Lester might be optimistic -- but he's as in the dark about anyone about how Matsuzaka will fare in his first major-league start since mid-June. He looked OK in his final minor-league start, but there's only so much you can take from minor-league starts.

"It'll be really interesting to watch," Red Sox manager Terry Francona said.

Francona loves to pull out his "Hall of Fame thing": If a pitcher throws seven shutout innings in his first start, Red Sox fans will start designing his plaque for Cooperstown -- but if he gets shelled, they'll be ready to run him out of town.

Still, though, there's a lot riding on this start for Matsuzaka.

He was a different pitcher this season than he's been for the Red Sox in the past, but he's been a different pitcher for the Red Sox than he was in Japan.

"He kind of evolved the last couple of years and got away from the guy we signed -- for a few different reasons," Francona said with a surprising candor. "What we're hoping to do is see closer to the stuff we saw when we signed him. You might not see the exact same stuff -- I don't know if that's fair -- but closer to it."

The key for Matsuzaka, as it is for every pitcher, will be to command each of his pitches. Matsuzaka came to the United States with a reputation for throwing half a dozen or more pitches, but he's whittled his repertoire down to a fastball, a cutter, a changeup and a curveball. The issue for him earlier this season was that he couldn't distinguish any of his pitches from each other.
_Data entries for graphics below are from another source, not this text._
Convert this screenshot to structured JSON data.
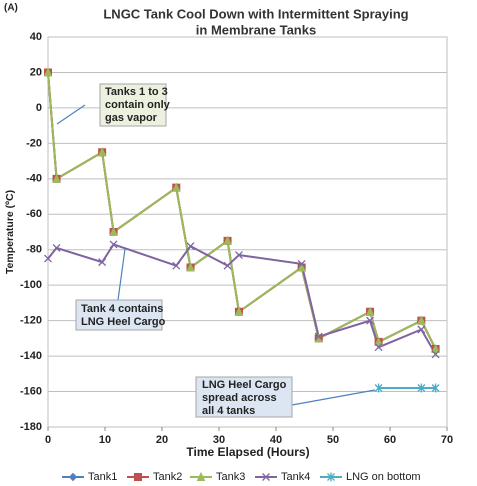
{
  "chart_data": {
    "type": "line",
    "panel_label": "(A)",
    "title": [
      "LNGC Tank Cool Down with Intermittent Spraying",
      "in Membrane Tanks"
    ],
    "x_label": "Time Elapsed (Hours)",
    "y_label": "Temperature (ºC)",
    "x": [
      0,
      1.5,
      9.5,
      11.5,
      22.5,
      25,
      31.5,
      33.5,
      44.5,
      47.5,
      56.5,
      58,
      65.5,
      68
    ],
    "series": [
      {
        "name": "Tank1",
        "color": "#4f81bd",
        "marker": "diamond",
        "values": [
          20,
          -40,
          -25,
          -70,
          -45,
          -90,
          -75,
          -115,
          -90,
          -130,
          -115,
          -132,
          -120,
          -136
        ]
      },
      {
        "name": "Tank2",
        "color": "#c0504d",
        "marker": "square",
        "values": [
          20,
          -40,
          -25,
          -70,
          -45,
          -90,
          -75,
          -115,
          -90,
          -130,
          -115,
          -132,
          -120,
          -136
        ]
      },
      {
        "name": "Tank3",
        "color": "#9bbb59",
        "marker": "triangle",
        "values": [
          20,
          -40,
          -25,
          -70,
          -45,
          -90,
          -75,
          -115,
          -90,
          -130,
          -115,
          -132,
          -120,
          -136
        ]
      },
      {
        "name": "Tank4",
        "color": "#8064a2",
        "marker": "x",
        "values": [
          -85,
          -79,
          -87,
          -77,
          -89,
          -78,
          -89,
          -83,
          -88,
          -129,
          -120,
          -135,
          -125,
          -139
        ]
      },
      {
        "name": "LNG on bottom",
        "color": "#4bacc6",
        "marker": "star",
        "values": [
          null,
          null,
          null,
          null,
          null,
          null,
          null,
          null,
          null,
          null,
          null,
          -158,
          -158,
          -158
        ]
      }
    ],
    "xlim": [
      0,
      70
    ],
    "xticks": [
      0,
      10,
      20,
      30,
      40,
      50,
      60,
      70
    ],
    "ylim": [
      -180,
      40
    ],
    "yticks": [
      -180,
      -160,
      -140,
      -120,
      -100,
      -80,
      -60,
      -40,
      -20,
      0,
      20,
      40
    ],
    "grid": true,
    "legend": "bottom",
    "annotations": [
      [
        "Tanks 1 to 3",
        "contain only",
        "gas vapor"
      ],
      [
        "Tank 4 contains",
        "LNG Heel Cargo"
      ],
      [
        "LNG Heel Cargo",
        "spread across",
        "all 4 tanks"
      ]
    ]
  }
}
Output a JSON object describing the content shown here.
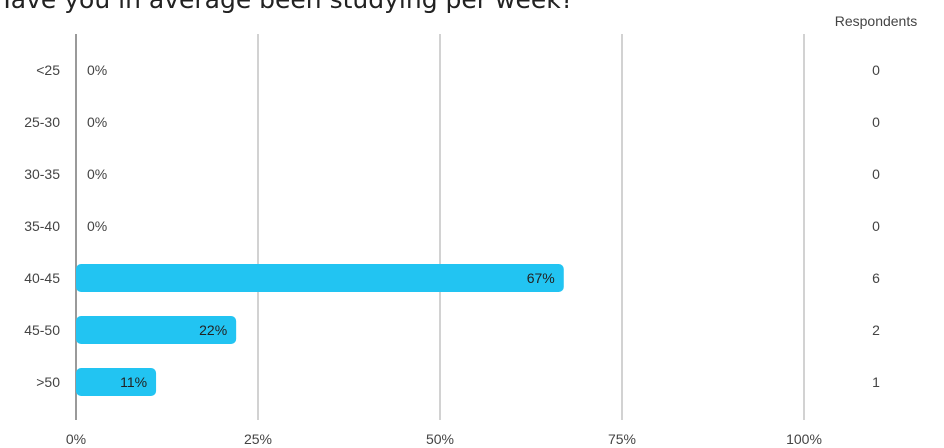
{
  "chart_data": {
    "type": "bar",
    "orientation": "horizontal",
    "title": "Have you in average been studying per week?",
    "categories": [
      "<25",
      "25-30",
      "30-35",
      "35-40",
      "40-45",
      "45-50",
      ">50"
    ],
    "values": [
      0,
      0,
      0,
      0,
      67,
      22,
      11
    ],
    "value_labels": [
      "0%",
      "0%",
      "0%",
      "0%",
      "67%",
      "22%",
      "11%"
    ],
    "respondents_header": "Respondents",
    "respondents": [
      "0",
      "0",
      "0",
      "0",
      "6",
      "2",
      "1"
    ],
    "xlim": [
      0,
      100
    ],
    "x_ticks": [
      "0%",
      "25%",
      "50%",
      "75%",
      "100%"
    ],
    "x_tick_values": [
      0,
      25,
      50,
      75,
      100
    ],
    "grid": true,
    "bar_color": "#22c4f2"
  }
}
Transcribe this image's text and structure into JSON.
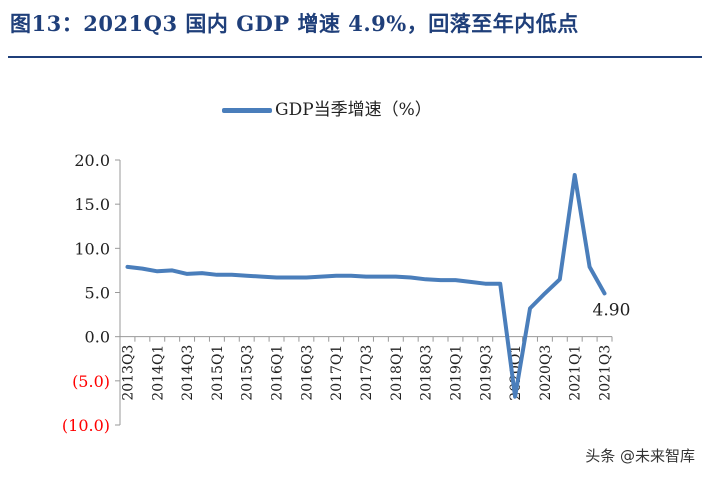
{
  "title": "图13：2021Q3 国内 GDP 增速 4.9%，回落至年内低点",
  "watermark": "头条 @未来智库",
  "colors": {
    "line": "#4a7ebb",
    "negative": "#ff0000",
    "title": "#1f3f7a"
  },
  "chart_data": {
    "type": "line",
    "title": "图13：2021Q3 国内 GDP 增速 4.9%，回落至年内低点",
    "xlabel": "",
    "ylabel": "",
    "ylim": [
      -10,
      20
    ],
    "yticks": [
      20,
      15,
      10,
      5,
      0,
      -5,
      -10
    ],
    "ytick_labels": [
      "20.0",
      "15.0",
      "10.0",
      "5.0",
      "0.0",
      "(5.0)",
      "(10.0)"
    ],
    "grid": false,
    "legend": "top-center",
    "x": [
      "2013Q3",
      "2013Q4",
      "2014Q1",
      "2014Q2",
      "2014Q3",
      "2014Q4",
      "2015Q1",
      "2015Q2",
      "2015Q3",
      "2015Q4",
      "2016Q1",
      "2016Q2",
      "2016Q3",
      "2016Q4",
      "2017Q1",
      "2017Q2",
      "2017Q3",
      "2017Q4",
      "2018Q1",
      "2018Q2",
      "2018Q3",
      "2018Q4",
      "2019Q1",
      "2019Q2",
      "2019Q3",
      "2019Q4",
      "2020Q1",
      "2020Q2",
      "2020Q3",
      "2020Q4",
      "2021Q1",
      "2021Q2",
      "2021Q3"
    ],
    "xtick_labels": [
      "2013Q3",
      "2014Q1",
      "2014Q3",
      "2015Q1",
      "2015Q3",
      "2016Q1",
      "2016Q3",
      "2017Q1",
      "2017Q3",
      "2018Q1",
      "2018Q3",
      "2019Q1",
      "2019Q3",
      "2020Q1",
      "2020Q3",
      "2021Q1",
      "2021Q3"
    ],
    "series": [
      {
        "name": "GDP当季增速（%）",
        "values": [
          7.9,
          7.7,
          7.4,
          7.5,
          7.1,
          7.2,
          7.0,
          7.0,
          6.9,
          6.8,
          6.7,
          6.7,
          6.7,
          6.8,
          6.9,
          6.9,
          6.8,
          6.8,
          6.8,
          6.7,
          6.5,
          6.4,
          6.4,
          6.2,
          6.0,
          6.0,
          -6.8,
          3.2,
          4.9,
          6.5,
          18.3,
          7.9,
          4.9
        ]
      }
    ],
    "annotations": [
      {
        "label": "4.90",
        "at": "2021Q3"
      }
    ]
  }
}
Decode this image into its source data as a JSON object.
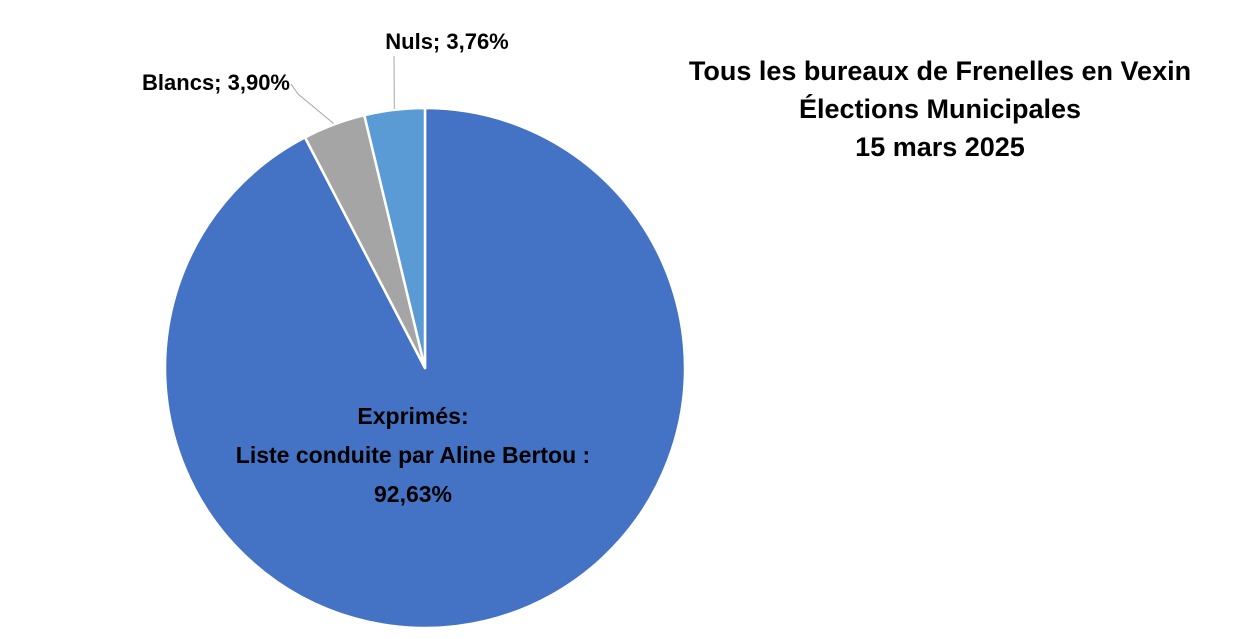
{
  "title": {
    "line1": "Tous les bureaux de Frenelles en Vexin",
    "line2": "Élections Municipales",
    "line3": "15 mars 2025"
  },
  "chart_data": {
    "type": "pie",
    "start": "12 o'clock, clockwise",
    "slices": [
      {
        "key": "exprimes",
        "label_lines": [
          "Exprimés:",
          "Liste conduite par Aline Bertou :",
          "92,63%"
        ],
        "value": 92.63,
        "color": "#4472C4"
      },
      {
        "key": "blancs",
        "label": "Blancs; 3,90%",
        "value": 3.9,
        "color": "#A5A5A5"
      },
      {
        "key": "nuls",
        "label": "Nuls; 3,76%",
        "value": 3.76,
        "color": "#5B9BD5"
      }
    ],
    "legend": "none"
  }
}
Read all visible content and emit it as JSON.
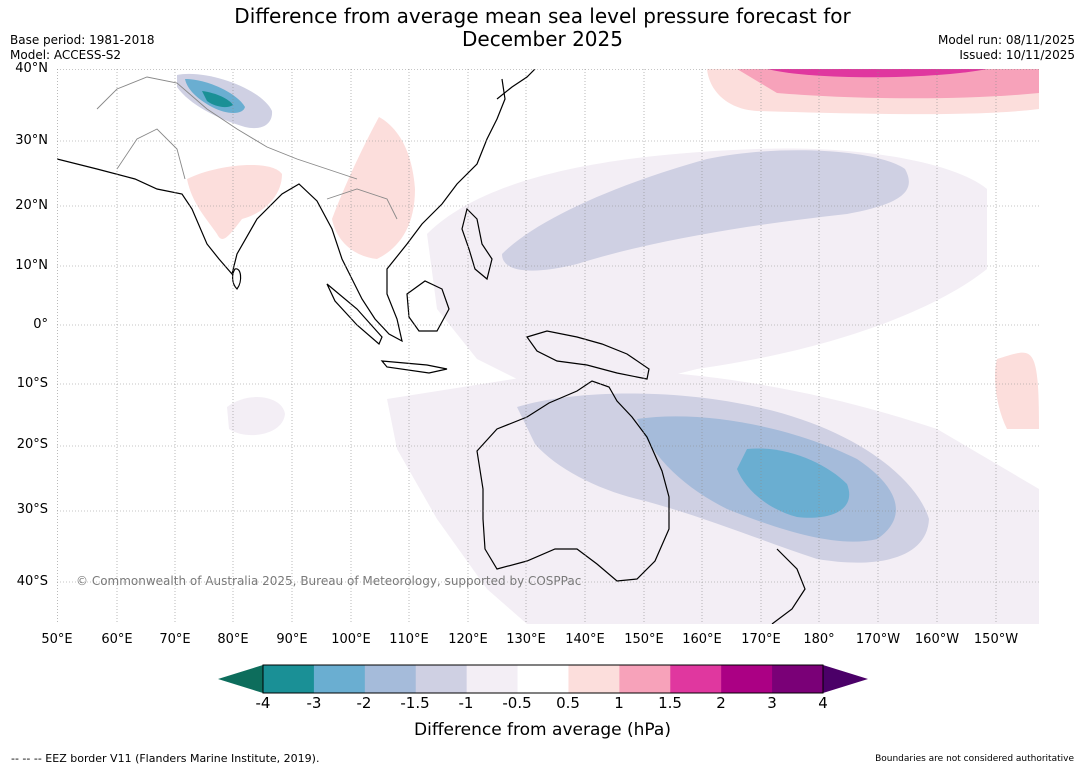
{
  "title_line1": "Difference from average mean sea level pressure forecast for",
  "title_line2": "December 2025",
  "base_period": "Base period: 1981-2018",
  "model": "Model: ACCESS-S2",
  "model_run": "Model run: 08/11/2025",
  "issued": "Issued: 10/11/2025",
  "copyright": "© Commonwealth of Australia 2025, Bureau of Meteorology, supported by COSPPac",
  "lat_labels": [
    "40°N",
    "30°N",
    "20°N",
    "10°N",
    "0°",
    "10°S",
    "20°S",
    "30°S",
    "40°S"
  ],
  "lon_labels": [
    "50°E",
    "60°E",
    "70°E",
    "80°E",
    "90°E",
    "100°E",
    "110°E",
    "120°E",
    "130°E",
    "140°E",
    "150°E",
    "160°E",
    "170°E",
    "180°",
    "170°W",
    "160°W",
    "150°W"
  ],
  "colorbar": {
    "ticks": [
      "-4",
      "-3",
      "-2",
      "-1.5",
      "-1",
      "-0.5",
      "0.5",
      "1",
      "1.5",
      "2",
      "3",
      "4"
    ],
    "colors": [
      "#1a9096",
      "#6aaed1",
      "#a5bbda",
      "#cfd0e3",
      "#f3eef5",
      "#ffffff",
      "#fcdedc",
      "#f7a2ba",
      "#e0379f",
      "#ab0084",
      "#7a0077"
    ],
    "under_color": "#0d6d5c",
    "over_color": "#4b0068",
    "label": "Difference from average (hPa)"
  },
  "footnote": "--  --  -- EEZ border V11 (Flanders Marine Institute, 2019).",
  "disclaimer": "Boundaries are not considered authoritative"
}
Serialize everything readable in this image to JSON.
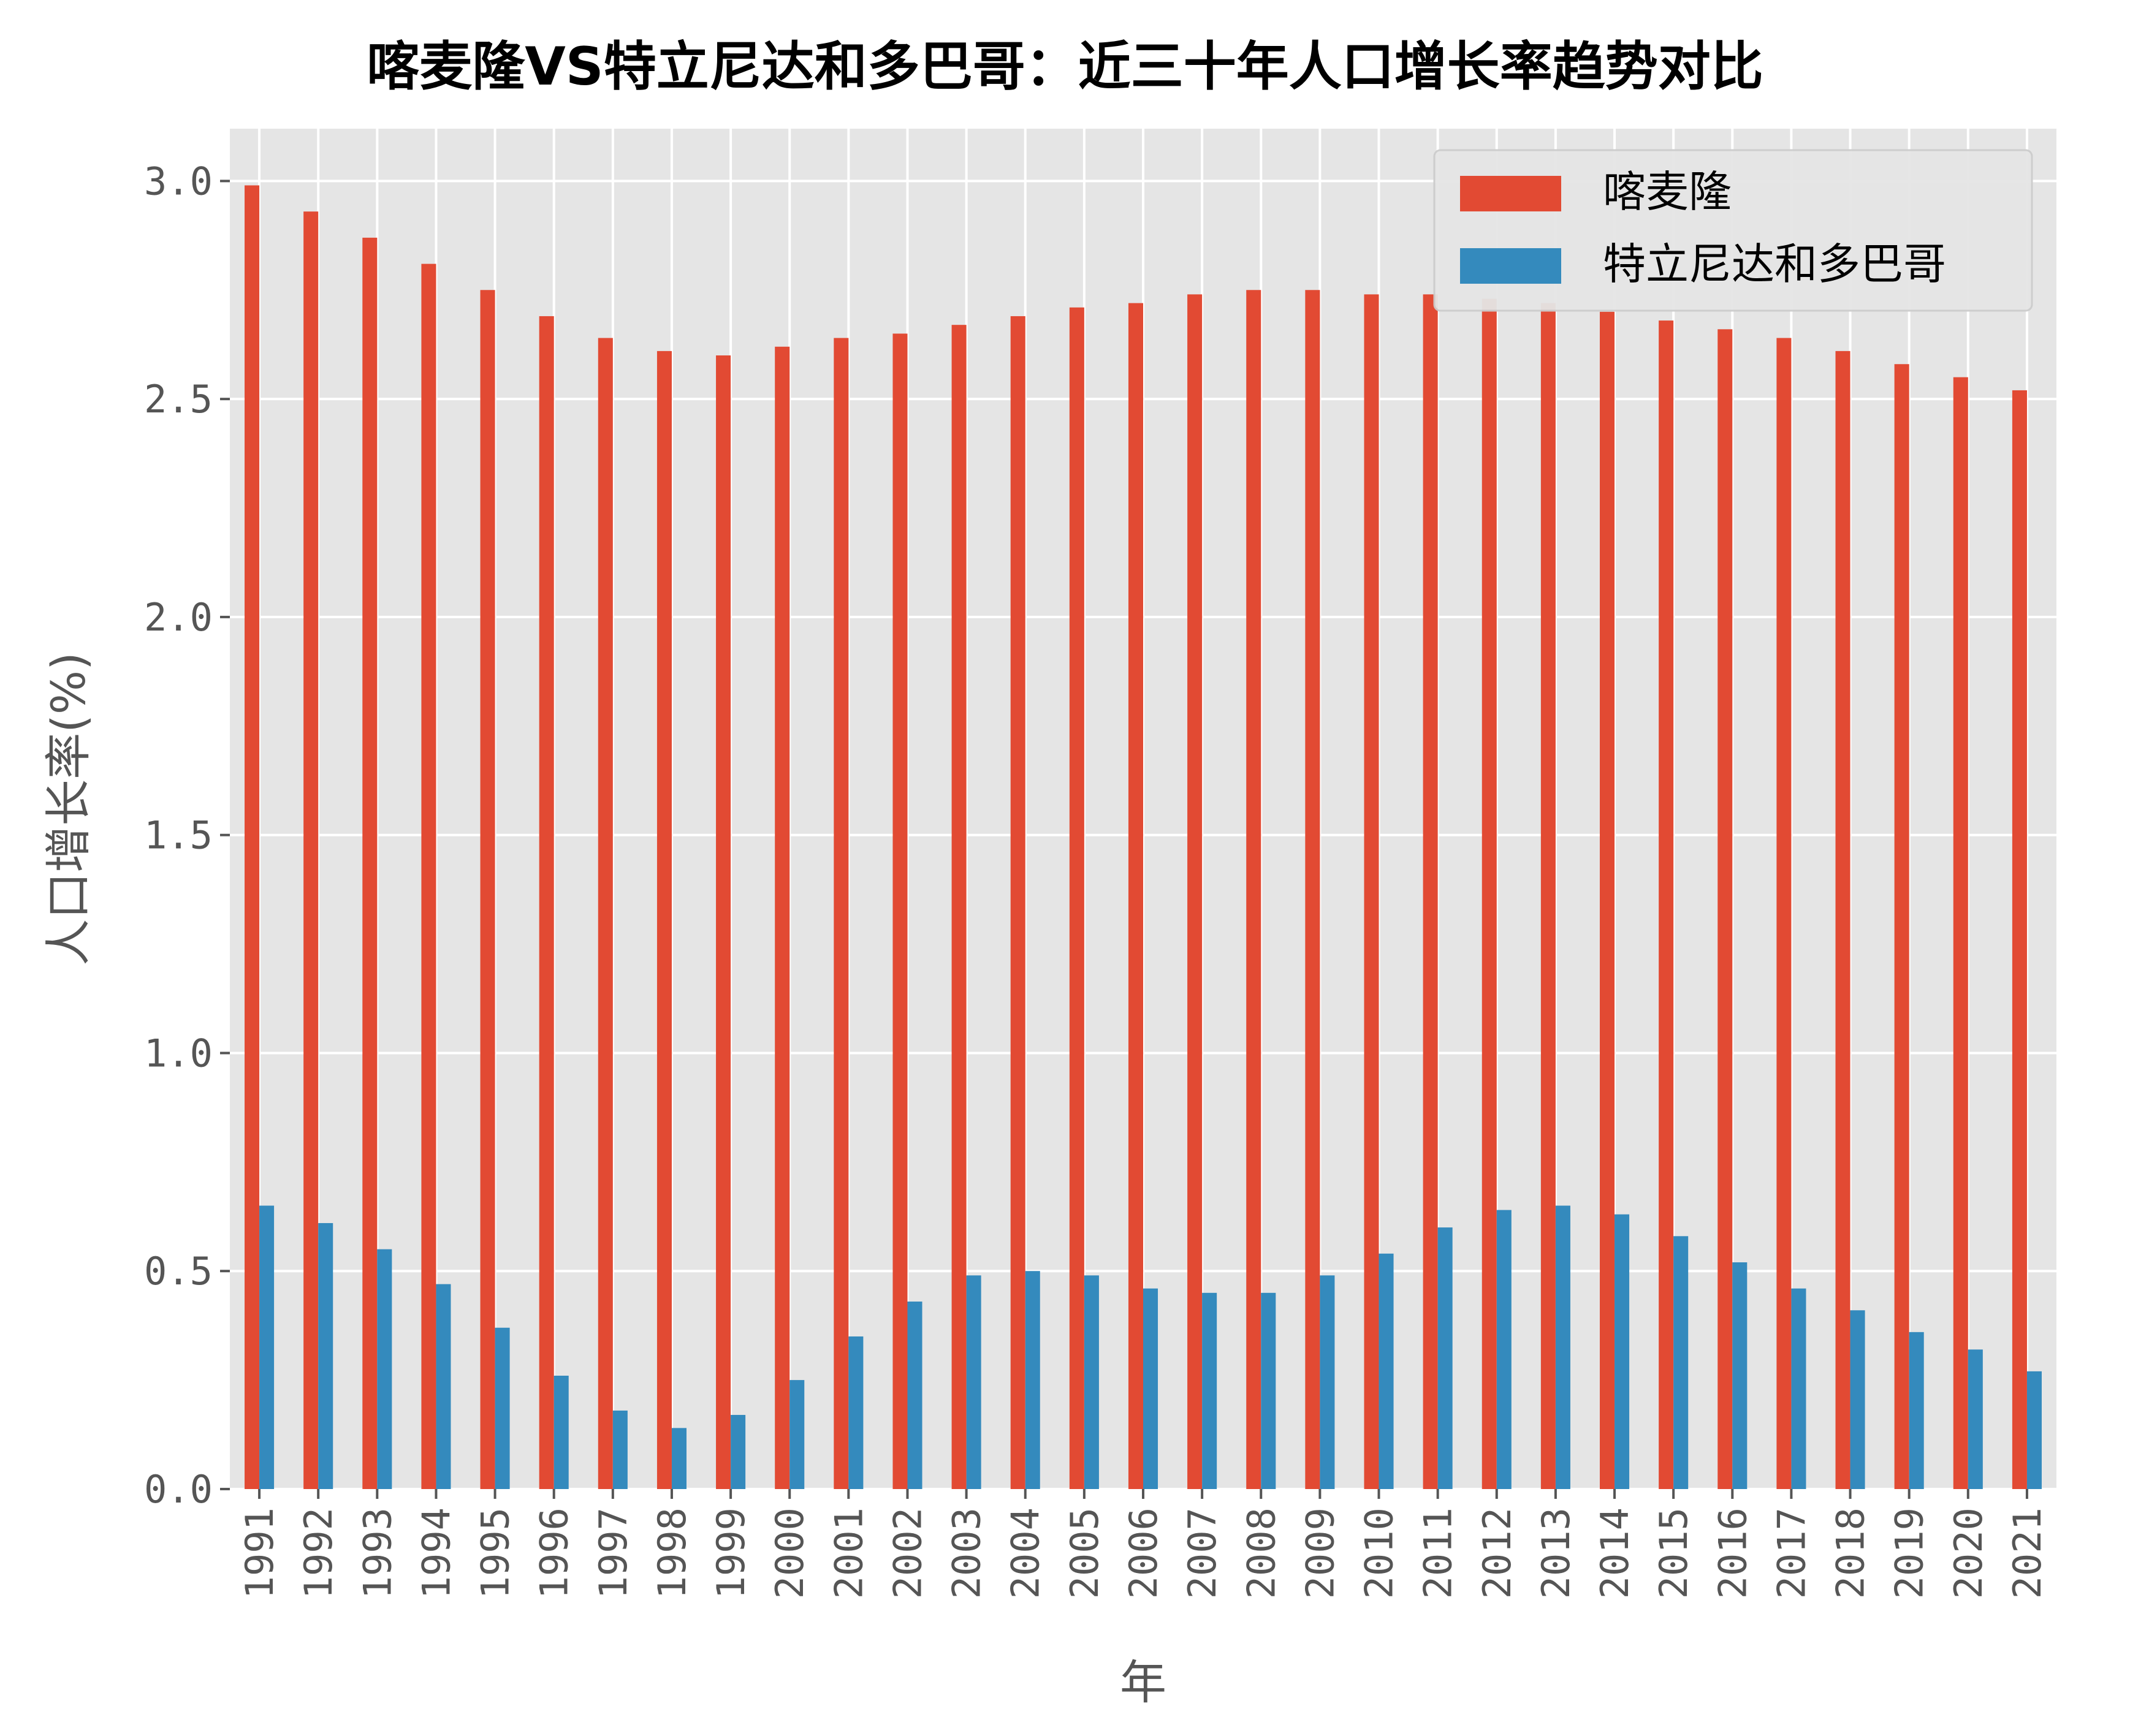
{
  "chart_data": {
    "type": "bar",
    "title": "喀麦隆VS特立尼达和多巴哥：近三十年人口增长率趋势对比",
    "xlabel": "年",
    "ylabel": "人口增长率(%)",
    "ylim": [
      0,
      3.12
    ],
    "yticks": [
      "0.0",
      "0.5",
      "1.0",
      "1.5",
      "2.0",
      "2.5",
      "3.0"
    ],
    "grid": true,
    "legend_position": "top-right",
    "categories": [
      "1991",
      "1992",
      "1993",
      "1994",
      "1995",
      "1996",
      "1997",
      "1998",
      "1999",
      "2000",
      "2001",
      "2002",
      "2003",
      "2004",
      "2005",
      "2006",
      "2007",
      "2008",
      "2009",
      "2010",
      "2011",
      "2012",
      "2013",
      "2014",
      "2015",
      "2016",
      "2017",
      "2018",
      "2019",
      "2020",
      "2021"
    ],
    "series": [
      {
        "name": "喀麦隆",
        "color": "#E24A33",
        "values": [
          2.99,
          2.93,
          2.87,
          2.81,
          2.75,
          2.69,
          2.64,
          2.61,
          2.6,
          2.62,
          2.64,
          2.65,
          2.67,
          2.69,
          2.71,
          2.72,
          2.74,
          2.75,
          2.75,
          2.74,
          2.74,
          2.73,
          2.72,
          2.7,
          2.68,
          2.66,
          2.64,
          2.61,
          2.58,
          2.55,
          2.52
        ]
      },
      {
        "name": "特立尼达和多巴哥",
        "color": "#348ABD",
        "values": [
          0.65,
          0.61,
          0.55,
          0.47,
          0.37,
          0.26,
          0.18,
          0.14,
          0.17,
          0.25,
          0.35,
          0.43,
          0.49,
          0.5,
          0.49,
          0.46,
          0.45,
          0.45,
          0.49,
          0.54,
          0.6,
          0.64,
          0.65,
          0.63,
          0.58,
          0.52,
          0.46,
          0.41,
          0.36,
          0.32,
          0.27
        ]
      }
    ]
  },
  "style": {
    "plot_bg": "#E5E5E5",
    "grid_color": "#FFFFFF",
    "tick_color": "#555555"
  }
}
Below is a start from last September in which he tossed seven shutout innings against the Toronto Blue Jays:


Below is a start from early June in which he allowed five earned runs in five innings against the Texas Rangers:

The issue is pretty clear: Matsuzaka's fastball looked like his cutter, and his cutter looked like his breaking ball. When a pitcher can't distinguish his pitches, none of them are going to be very effective.

Combine that with the fact that he was pounding the strike zone the way coaches and fans alike have begged him to do, and it's not surprise he got hit hard.

(Here's his strike-zone chart from last September. Compare that to his strike-zone chart from June.)

If he can pound the strike zone with a variety of pitches that don't all look the same, he might just be successful.

That would mean a lot to the Red Sox -- and not just because they have a $103 million investment to justify.

They might lead the wild-card race by a growing margin, but there's nothing locked up that a bad week couldn't undo. If the Angels knock Matsuzaka out of Tuesday's game in the third inning and Paul Byrd follows that up with a stinker on Wednesday, the Red Sox could find themselves reeling -- and with a depleted bullpen -- with no days off until the end of the season.

Then again, with Michael Bowden and Junichi Tazawa still available, one bad start from Matsuzaka doesn't have to throw the Red Sox into a tailspin.

"I don't know that it necessarily needs to derail us," Francona said. "We're at the point in the season where we have other options. We have backups. We don't have to do something we're not comfortable with.

"It is unique. I understand that. But I don't think it has to get in the way of what we're doing."